Plasma concentrations of methadone were quantified with both a chiral and nonchiral assay, allowing a thorough validation of the results. Ordinary least products linear regression analysis is sensitive to both fixed and proportional bias, unlike conventional linear-regression analysis, as it does not assume that one axis is error-free [25, 26]. Comparisons between the stereoselective and racemic assays of methadone in plasma yielded a very strong and highly significant correlation with the 95% confidence intervals of the slope including 1 (indicating no proportional bias), and the intercept including 0 (indicating no fixed bias). This analysis demonstrated excellent performance of the assays, indicating that it is unlikely that there was any interference from other licit and illicit drugs. Combined with the intra- and interassay precision and accuracy of quality control samples, these data indicate that the assays were selective, precise and accurate. A similar validation procedure was used for the analysis of (R)- and (S)-methadone and (R)- and (S)-EDDP in urine [23].

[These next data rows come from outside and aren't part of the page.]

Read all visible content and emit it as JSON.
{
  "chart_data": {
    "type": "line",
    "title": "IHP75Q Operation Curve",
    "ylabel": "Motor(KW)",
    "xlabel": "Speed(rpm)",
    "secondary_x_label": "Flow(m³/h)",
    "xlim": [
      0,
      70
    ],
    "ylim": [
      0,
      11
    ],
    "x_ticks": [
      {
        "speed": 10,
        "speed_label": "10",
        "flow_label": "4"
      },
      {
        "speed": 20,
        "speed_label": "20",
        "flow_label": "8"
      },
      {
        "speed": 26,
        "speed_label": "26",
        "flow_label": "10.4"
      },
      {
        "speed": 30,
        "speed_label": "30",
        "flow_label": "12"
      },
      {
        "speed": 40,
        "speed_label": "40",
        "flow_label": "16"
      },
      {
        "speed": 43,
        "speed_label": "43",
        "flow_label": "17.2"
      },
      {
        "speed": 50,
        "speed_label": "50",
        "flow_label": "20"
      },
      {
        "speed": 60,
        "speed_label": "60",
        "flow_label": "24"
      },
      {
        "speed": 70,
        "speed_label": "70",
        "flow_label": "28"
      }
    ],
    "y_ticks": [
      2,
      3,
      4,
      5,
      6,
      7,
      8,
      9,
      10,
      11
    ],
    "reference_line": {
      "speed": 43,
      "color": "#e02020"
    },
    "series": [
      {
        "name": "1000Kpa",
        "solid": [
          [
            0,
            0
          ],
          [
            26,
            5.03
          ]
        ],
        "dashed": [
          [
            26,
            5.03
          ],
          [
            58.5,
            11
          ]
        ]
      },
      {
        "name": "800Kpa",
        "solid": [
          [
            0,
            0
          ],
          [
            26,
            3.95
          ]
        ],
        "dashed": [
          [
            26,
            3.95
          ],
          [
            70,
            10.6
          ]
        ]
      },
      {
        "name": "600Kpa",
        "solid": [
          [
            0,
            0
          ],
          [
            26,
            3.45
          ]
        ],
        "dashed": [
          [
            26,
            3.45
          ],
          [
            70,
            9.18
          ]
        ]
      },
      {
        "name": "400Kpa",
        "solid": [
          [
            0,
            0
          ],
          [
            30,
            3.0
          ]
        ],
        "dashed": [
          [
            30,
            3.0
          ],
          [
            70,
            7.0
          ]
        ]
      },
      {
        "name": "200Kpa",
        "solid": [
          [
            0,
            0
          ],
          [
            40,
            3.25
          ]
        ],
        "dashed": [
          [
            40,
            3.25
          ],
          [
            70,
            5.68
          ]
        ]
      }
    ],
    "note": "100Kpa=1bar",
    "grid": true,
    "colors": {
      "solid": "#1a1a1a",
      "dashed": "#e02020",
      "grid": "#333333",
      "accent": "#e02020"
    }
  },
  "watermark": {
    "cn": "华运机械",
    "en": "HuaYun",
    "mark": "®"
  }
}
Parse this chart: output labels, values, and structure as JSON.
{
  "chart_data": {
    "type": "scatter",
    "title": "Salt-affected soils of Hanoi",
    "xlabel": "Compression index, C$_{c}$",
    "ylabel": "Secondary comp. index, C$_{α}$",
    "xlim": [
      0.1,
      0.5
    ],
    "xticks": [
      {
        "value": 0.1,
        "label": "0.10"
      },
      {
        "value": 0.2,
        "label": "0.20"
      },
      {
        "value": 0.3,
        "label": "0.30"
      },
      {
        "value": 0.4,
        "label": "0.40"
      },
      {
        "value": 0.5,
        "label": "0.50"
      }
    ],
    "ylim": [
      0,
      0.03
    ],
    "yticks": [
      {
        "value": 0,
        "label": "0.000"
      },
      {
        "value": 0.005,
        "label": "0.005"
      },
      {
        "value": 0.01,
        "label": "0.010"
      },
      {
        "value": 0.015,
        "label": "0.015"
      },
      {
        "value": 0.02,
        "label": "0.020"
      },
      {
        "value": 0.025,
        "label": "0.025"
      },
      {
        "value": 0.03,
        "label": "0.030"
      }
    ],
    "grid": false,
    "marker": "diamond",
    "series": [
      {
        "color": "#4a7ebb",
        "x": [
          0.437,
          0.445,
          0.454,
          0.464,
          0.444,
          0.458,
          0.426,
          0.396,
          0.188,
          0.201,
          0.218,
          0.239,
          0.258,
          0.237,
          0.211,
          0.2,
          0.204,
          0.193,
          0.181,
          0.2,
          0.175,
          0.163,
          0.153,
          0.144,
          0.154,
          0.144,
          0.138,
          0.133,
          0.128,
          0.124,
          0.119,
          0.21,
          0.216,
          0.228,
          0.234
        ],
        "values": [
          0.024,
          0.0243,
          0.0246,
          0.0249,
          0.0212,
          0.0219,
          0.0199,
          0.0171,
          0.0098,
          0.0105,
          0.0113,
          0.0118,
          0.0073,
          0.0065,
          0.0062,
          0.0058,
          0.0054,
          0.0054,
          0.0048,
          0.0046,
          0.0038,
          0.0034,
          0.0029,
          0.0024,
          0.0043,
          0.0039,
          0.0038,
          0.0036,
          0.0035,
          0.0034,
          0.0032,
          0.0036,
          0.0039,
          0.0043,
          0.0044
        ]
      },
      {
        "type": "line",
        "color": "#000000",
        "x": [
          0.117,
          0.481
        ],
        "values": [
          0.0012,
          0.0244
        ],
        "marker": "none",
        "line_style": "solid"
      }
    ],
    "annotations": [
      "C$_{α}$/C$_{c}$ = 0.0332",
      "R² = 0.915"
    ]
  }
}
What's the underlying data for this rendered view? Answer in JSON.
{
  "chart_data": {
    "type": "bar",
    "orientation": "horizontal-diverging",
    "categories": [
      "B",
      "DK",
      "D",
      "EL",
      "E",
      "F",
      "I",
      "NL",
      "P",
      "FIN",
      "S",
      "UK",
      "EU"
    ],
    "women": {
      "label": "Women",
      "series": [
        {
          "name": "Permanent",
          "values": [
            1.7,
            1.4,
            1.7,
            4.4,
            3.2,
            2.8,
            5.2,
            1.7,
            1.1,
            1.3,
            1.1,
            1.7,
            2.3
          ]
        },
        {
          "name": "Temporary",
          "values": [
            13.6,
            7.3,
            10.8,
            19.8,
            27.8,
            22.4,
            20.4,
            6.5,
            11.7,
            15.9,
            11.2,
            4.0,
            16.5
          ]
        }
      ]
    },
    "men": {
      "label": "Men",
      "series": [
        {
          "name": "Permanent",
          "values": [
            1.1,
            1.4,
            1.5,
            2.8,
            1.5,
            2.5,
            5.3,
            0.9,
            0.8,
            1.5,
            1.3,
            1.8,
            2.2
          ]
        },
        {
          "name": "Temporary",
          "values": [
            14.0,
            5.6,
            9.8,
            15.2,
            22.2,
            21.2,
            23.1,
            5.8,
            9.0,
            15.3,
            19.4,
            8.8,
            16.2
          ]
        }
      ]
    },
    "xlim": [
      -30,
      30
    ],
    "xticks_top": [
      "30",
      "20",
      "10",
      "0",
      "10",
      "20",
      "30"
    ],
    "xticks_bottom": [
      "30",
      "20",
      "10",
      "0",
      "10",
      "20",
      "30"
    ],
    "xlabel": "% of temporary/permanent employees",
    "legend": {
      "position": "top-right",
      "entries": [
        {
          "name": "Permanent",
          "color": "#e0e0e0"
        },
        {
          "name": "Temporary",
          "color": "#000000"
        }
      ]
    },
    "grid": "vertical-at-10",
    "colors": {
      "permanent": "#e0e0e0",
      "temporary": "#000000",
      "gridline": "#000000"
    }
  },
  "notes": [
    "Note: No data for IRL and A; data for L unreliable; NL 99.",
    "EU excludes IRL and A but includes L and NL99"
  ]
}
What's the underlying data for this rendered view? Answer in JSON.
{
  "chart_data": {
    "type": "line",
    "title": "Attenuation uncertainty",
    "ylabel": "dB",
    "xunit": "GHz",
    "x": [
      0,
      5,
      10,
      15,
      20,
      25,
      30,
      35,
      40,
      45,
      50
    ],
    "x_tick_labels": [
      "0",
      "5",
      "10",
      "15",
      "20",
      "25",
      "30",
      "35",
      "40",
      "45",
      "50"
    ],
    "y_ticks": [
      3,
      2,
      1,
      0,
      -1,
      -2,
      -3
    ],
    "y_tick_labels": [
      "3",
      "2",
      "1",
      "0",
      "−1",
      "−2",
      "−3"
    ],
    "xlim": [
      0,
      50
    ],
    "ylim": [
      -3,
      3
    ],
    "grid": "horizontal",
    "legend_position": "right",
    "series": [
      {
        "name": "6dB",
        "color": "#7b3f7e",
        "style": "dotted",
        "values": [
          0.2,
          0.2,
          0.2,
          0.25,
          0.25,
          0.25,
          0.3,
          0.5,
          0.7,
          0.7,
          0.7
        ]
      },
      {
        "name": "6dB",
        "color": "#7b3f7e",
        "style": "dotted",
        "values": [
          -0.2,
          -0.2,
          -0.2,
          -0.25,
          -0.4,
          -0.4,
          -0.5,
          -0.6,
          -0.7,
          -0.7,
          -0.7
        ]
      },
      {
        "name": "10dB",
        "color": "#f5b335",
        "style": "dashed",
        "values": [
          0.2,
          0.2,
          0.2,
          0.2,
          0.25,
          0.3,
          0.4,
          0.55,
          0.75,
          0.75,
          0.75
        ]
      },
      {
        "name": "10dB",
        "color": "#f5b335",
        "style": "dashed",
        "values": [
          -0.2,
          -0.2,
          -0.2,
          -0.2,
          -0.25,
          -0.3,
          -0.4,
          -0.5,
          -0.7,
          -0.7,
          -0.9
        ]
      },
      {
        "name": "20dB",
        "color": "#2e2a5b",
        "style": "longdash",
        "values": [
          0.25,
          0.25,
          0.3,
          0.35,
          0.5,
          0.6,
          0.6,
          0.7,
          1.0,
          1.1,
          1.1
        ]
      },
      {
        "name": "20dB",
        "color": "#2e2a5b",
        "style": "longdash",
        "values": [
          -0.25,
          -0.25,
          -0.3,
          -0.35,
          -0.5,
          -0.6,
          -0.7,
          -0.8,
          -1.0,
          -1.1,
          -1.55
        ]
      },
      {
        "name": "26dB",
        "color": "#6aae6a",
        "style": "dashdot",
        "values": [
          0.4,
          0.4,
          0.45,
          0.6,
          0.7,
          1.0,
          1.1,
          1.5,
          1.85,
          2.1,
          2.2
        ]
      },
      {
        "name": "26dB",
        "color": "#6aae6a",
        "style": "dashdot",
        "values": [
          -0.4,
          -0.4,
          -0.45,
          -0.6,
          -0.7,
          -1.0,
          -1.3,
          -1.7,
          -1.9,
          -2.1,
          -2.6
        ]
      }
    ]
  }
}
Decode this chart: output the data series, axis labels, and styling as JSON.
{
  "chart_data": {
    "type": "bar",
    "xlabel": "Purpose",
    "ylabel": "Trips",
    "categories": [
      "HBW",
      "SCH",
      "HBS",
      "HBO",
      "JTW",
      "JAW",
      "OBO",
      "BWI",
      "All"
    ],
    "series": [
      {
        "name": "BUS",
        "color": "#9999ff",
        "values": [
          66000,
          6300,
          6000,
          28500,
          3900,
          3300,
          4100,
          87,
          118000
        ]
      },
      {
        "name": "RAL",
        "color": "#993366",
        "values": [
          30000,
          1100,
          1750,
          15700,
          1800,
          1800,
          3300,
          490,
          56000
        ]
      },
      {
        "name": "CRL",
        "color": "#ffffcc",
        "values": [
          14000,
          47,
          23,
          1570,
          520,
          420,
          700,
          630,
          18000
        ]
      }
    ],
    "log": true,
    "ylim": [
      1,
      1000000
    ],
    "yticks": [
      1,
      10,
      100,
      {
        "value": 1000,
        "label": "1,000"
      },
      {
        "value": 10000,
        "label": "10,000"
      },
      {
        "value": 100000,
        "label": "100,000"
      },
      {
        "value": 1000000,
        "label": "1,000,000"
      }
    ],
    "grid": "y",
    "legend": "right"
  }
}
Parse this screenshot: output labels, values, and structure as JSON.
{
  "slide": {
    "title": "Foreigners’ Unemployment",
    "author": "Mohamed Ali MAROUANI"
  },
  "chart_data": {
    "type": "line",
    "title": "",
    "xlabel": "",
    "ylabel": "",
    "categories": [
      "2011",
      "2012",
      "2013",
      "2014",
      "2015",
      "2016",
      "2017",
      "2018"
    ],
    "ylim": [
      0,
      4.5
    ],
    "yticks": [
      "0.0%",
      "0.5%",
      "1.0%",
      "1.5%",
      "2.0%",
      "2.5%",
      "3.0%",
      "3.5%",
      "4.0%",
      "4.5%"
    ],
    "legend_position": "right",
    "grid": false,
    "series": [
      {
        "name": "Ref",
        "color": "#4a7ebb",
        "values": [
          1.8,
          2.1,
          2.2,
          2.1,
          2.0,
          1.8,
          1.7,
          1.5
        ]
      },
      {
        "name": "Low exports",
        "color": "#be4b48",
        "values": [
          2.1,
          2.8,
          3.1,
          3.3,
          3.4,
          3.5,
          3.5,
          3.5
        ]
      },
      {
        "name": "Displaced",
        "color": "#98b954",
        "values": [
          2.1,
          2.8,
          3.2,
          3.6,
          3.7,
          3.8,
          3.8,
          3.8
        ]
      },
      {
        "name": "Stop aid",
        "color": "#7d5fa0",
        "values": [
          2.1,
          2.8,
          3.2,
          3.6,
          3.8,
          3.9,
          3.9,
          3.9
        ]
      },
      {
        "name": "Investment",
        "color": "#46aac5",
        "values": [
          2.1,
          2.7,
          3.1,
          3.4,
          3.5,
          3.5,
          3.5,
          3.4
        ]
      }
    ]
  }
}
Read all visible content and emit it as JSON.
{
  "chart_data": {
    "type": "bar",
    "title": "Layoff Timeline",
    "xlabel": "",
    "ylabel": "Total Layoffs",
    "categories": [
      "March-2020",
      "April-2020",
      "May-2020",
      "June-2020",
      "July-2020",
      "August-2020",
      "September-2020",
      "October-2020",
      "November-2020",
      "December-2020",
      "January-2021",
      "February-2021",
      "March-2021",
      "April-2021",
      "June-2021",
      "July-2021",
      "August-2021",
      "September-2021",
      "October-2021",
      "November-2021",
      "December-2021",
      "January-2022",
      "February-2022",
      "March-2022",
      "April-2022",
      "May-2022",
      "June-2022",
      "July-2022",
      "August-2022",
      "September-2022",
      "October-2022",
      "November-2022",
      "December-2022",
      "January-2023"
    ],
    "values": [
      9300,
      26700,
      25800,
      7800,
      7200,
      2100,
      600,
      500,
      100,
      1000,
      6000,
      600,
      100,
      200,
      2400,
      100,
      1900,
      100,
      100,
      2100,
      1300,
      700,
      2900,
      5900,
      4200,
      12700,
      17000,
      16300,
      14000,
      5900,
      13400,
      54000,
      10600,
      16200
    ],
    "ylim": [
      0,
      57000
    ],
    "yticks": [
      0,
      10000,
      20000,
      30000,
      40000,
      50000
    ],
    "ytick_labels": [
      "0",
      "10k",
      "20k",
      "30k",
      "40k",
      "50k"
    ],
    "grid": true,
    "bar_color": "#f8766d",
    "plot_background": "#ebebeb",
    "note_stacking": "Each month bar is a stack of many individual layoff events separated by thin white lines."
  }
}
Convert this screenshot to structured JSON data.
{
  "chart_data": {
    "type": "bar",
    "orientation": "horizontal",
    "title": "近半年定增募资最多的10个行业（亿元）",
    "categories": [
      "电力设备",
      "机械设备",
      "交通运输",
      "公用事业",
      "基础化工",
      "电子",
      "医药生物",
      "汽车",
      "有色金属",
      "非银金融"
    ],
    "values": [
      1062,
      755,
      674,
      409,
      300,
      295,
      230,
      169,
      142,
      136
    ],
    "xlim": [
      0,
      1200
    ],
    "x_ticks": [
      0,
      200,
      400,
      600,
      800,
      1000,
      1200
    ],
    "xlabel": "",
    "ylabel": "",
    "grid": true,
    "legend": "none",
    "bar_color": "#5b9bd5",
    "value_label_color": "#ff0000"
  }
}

The data presented in this study highlight the importance of protein binding and stereochemical considerations when drawing conclusions on the pharmacokinetics and metabolism of compounds, and demonstrate that care should be taken when interpreting pharmacokinetic and metabolism data of chiral compounds based only upon results of nonchiral analytical techniques. In conclusion, we have shown that the pharmacokinetics of methadone are stereoselective, and that there is large interindividual variability, consistent with CYP3A4 mediated metabolism to the major metabolite EDDP. However this variability did not obscure a strong dose-plasma concentration relationship. Stereoselective differences in the pharmacokinetics of methadone may have important implications for pharmacokinetic-pharmacodynamic modelling but is unlikely to be important for therapeutic drug monitoring of compliance with methadone in the setting of opioid dependence.